Конституционный Суд РФ, анализируя правовую природу суда с участием присяжных заседателей, подчеркивает ее ключевой аспект, состоящий в том, что присяжные заседатели, не будучи профессиональными судьями, при вынесении вердикта основываются преимущественно на своем жизненном опыте и сформировавшихся в обществе, членами которого они являются, представлениях о справедливости*(439). В Концепции судебной реформы отмечалось, что к числу достоинств суда присяжных относятся "привнесение в атмосферу казенной юстиции житейского здравого смысла и народного правосознания"*(440).

Основой познавательной деятельности присяжных является наличие у них здравого смысла, позволяющего успешно разрешать самые сложные ситуации уголовных дел. Здравый смысл присяжных - это и "житейская психология", которая лежит в основе формирующейся у каждого человека непротиворечивой и связной картины мира, с помощью которой он может быстро ориентироваться в окружающей его реальности (психологический аспект), и совокупность "знаний, взглядов об окружающей действительности, навыков, форм мышления обыкновенного нормального человека, используемых в повседневной практической деятельности"*(441) (гносеологический аспект). В литературе совершенно верно отмечено, что основу здравого смысла присяжных составляет именно совокупный потенциал здравого смысла "двенадцати человек, представляющих различные социальные слои общества, их культуру, знающих местные условия жизни, нравы и обычаи людей разных социально-психологических типов", что расширяет возможность постижения сущности исследуемого события, поскольку каждый из них рассматривает дело под своим определенным углом зрения, что обеспечивает "стереоскопичность", всесторонность, тщательность восприятия обстоятельств дела*(442).
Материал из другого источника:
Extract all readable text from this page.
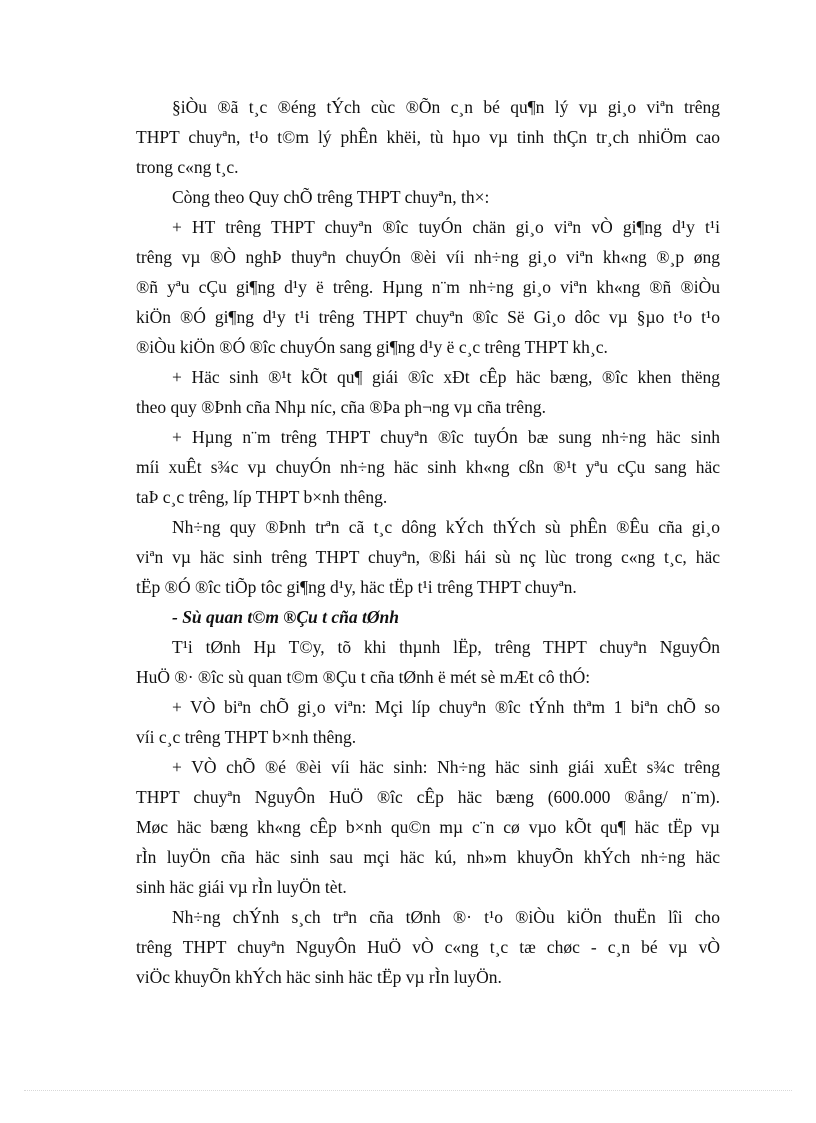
§iÒu ®ã t¸c ®éng tÝch cùc ®Õn c¸n bé qu¶n lý vµ gi¸o viªn trêng
THPT chuyªn, t¹o t©m lý phÊn khëi, tù hµo vµ tinh thÇn tr¸ch nhiÖm cao
trong c«ng t¸c.
Còng theo Quy chÕ trêng THPT chuyªn, th×:
+ HT trêng THPT chuyªn ®îc tuyÓn chän gi¸o viªn vÒ gi¶ng d¹y t¹i
trêng vµ ®Ò nghÞ thuyªn chuyÓn ®èi víi nh÷ng gi¸o viªn kh«ng ®¸p øng
®ñ yªu cÇu gi¶ng d¹y ë trêng. Hµng n¨m nh÷ng gi¸o viªn kh«ng ®ñ ®iÒu
kiÖn ®Ó gi¶ng d¹y t¹i trêng THPT chuyªn ®îc Së Gi¸o dôc vµ §µo t¹o t¹o
®iÒu kiÖn ®Ó ®îc chuyÓn sang gi¶ng d¹y ë c¸c trêng THPT kh¸c.
+ Häc sinh ®¹t kÕt qu¶ giái ®îc xÐt cÊp häc bæng, ®îc khen thëng
theo quy ®Þnh cña Nhµ níc, cña ®Þa ph¬ng vµ cña trêng.
+ Hµng n¨m trêng THPT chuyªn ®îc tuyÓn bæ sung nh÷ng häc sinh
míi xuÊt s¾c vµ chuyÓn nh÷ng häc sinh kh«ng cßn ®¹t yªu cÇu sang häc
taÞ c¸c trêng, líp THPT b×nh thêng.
Nh÷ng quy ®Þnh trªn cã t¸c dông kÝch thÝch sù phÊn ®Êu cña gi¸o
viªn vµ häc sinh trêng THPT chuyªn, ®ßi hái sù nç lùc trong c«ng t¸c, häc
tËp ®Ó ®îc tiÕp tôc gi¶ng d¹y, häc tËp t¹i trêng THPT chuyªn.
- Sù quan t©m ®Çu t cña tØnh
T¹i tØnh Hµ T©y, tõ khi thµnh lËp, trêng THPT chuyªn NguyÔn
HuÖ ®· ®îc sù quan t©m ®Çu t cña tØnh ë mét sè mÆt cô thÓ:
+ VÒ biªn chÕ gi¸o viªn: Mçi líp chuyªn ®îc tÝnh thªm 1 biªn chÕ so
víi c¸c trêng THPT b×nh thêng.
+ VÒ chÕ ®é ®èi víi häc sinh: Nh÷ng häc sinh giái xuÊt s¾c trêng
THPT chuyªn NguyÔn HuÖ ®îc cÊp häc bæng (600.000 ®ång/ n¨m).
Møc häc bæng kh«ng cÊp b×nh qu©n mµ c¨n cø vµo kÕt qu¶ häc tËp vµ
rÌn luyÖn cña häc sinh sau mçi häc kú, nh»m khuyÕn khÝch nh÷ng häc
sinh häc giái vµ rÌn luyÖn tèt.
Nh÷ng chÝnh s¸ch trªn cña tØnh ®· t¹o ®iÒu kiÖn thuËn lîi cho
trêng THPT chuyªn NguyÔn HuÖ vÒ c«ng t¸c tæ chøc - c¸n bé vµ vÒ
viÖc khuyÕn khÝch häc sinh häc tËp vµ rÌn luyÖn.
В осуществлении доказывания присяжными заседателями особая роль отводится совести как компоненту "оценки доказательств и формирования внутреннего убеждения"*(443). П.А. Лупинская подчеркивала существенное значение этого нравственного критерия, отражающего моральные устои и нравственные устремления личности, в уголовно-процессуальном познании: "Совесть должна побуждать к сомнениям в доказанности каких-либо обстоятельств, в достоверности и достаточности доказательств, предупреждать от предвзятого отношения к обвиняемому или свидетелю, дающему показания"*(444).

По мнению Д.П. Туленкова, методы познания обстоятельств дела присяжными заседателями и профессиональным судьей радикально различаются, поскольку "на рациональном уровне... порой невозможно отвергнуть показания нескольких лжесвидетелей, которые являются безупречными с точки зрения требований закона об их допустимости, а также соответствуют правилам логического мышления...
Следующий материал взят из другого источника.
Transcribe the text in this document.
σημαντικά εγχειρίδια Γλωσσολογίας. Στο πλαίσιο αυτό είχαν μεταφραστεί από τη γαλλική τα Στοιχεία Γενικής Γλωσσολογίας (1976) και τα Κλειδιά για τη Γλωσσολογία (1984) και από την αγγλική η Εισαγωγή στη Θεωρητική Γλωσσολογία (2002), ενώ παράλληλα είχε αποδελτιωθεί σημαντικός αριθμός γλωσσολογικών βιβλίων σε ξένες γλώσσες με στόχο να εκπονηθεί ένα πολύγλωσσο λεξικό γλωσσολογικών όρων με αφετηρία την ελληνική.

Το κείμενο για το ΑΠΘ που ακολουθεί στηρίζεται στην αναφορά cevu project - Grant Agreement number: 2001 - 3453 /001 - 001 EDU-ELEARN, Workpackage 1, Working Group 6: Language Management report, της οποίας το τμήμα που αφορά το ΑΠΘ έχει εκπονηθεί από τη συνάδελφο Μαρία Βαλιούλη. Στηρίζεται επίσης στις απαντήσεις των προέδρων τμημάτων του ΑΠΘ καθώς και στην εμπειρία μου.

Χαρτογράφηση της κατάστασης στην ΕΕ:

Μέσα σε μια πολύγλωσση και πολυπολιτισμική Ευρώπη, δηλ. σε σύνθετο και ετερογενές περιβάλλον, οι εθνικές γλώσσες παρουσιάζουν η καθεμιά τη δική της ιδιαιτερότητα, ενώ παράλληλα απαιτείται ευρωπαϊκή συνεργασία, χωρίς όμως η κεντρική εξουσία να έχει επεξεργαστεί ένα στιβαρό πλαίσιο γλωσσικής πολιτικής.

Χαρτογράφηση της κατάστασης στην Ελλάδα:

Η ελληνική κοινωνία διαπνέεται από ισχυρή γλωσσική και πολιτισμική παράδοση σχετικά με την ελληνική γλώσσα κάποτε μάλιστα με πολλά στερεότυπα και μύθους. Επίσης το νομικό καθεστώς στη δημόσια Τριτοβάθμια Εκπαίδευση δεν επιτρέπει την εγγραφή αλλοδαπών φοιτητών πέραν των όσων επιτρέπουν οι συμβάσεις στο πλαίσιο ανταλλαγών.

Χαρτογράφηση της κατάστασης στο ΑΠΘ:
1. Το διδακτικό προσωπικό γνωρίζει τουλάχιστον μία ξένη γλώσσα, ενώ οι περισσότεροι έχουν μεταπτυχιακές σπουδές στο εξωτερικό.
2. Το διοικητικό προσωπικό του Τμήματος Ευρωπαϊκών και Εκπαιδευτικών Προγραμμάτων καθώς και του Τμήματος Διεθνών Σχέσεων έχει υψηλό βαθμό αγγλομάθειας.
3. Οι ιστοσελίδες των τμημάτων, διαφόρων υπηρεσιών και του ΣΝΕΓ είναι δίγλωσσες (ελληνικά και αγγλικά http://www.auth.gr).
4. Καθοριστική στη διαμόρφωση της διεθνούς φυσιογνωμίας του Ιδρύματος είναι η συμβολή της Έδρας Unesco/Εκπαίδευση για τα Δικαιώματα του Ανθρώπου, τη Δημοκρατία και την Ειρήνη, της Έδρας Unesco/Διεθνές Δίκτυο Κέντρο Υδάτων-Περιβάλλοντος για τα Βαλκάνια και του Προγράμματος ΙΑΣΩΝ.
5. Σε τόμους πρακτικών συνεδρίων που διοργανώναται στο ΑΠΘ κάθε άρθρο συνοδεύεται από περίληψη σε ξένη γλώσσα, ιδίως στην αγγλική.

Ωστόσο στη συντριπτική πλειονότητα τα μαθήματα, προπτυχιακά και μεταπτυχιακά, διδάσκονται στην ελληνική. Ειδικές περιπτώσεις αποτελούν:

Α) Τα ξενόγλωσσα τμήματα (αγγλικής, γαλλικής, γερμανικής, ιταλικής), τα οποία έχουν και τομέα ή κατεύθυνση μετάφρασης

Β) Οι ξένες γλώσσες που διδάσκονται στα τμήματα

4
В этом случае именно внутреннее Я позволяет присяжным отвергнуть их, при этом без необходимости обосновать свое решение"*(445). Автор верно отмечает, что такие основы познания фактов прошлого, как здравый смысл, житейский опыт и применение интуиции в конкретных правовых ситуациях, которые присущи исключительно присяжным заседателям, позволяют исключить несправедливое осуждение в тех случаях, когда внешне виновность подсудимого доказана совокупностью представленных доказательств и на рациональном уровне оснований сомневаться в их достоверности не имеется*(446).

Именно все эти особенности познавательной деятельности присяжных заседателей предопределяют наличие у них автономной компетенции по разрешению вопросов, касающихся доказанности или недоказанности виновности подсудимого в совершении преступления и недопустимость вмешательства профессионального судьи в эту компетенцию*(447).

Правовая природа суда присяжных оказывает воздействие прежде всего на предмет доказывания в судебном разбирательстве с участием присяжных заседателей и предопределяет его разделение на факты, устанавливаемые исключительно присяжными заседателями, и факты, устанавливаемые профессиональным судьей. Особенностью суда с участием присяжных является невозможность рассмотрения судом уголовно-процессуальных споров в их присутствии, в том числе по вопросу недопустимости доказательств. В присутствии присяжных заседателей могут исследоваться только допустимые доказательства, не вызывающие у них предубеждения и относящиеся к фактам, установление которых входит в их компетенцию.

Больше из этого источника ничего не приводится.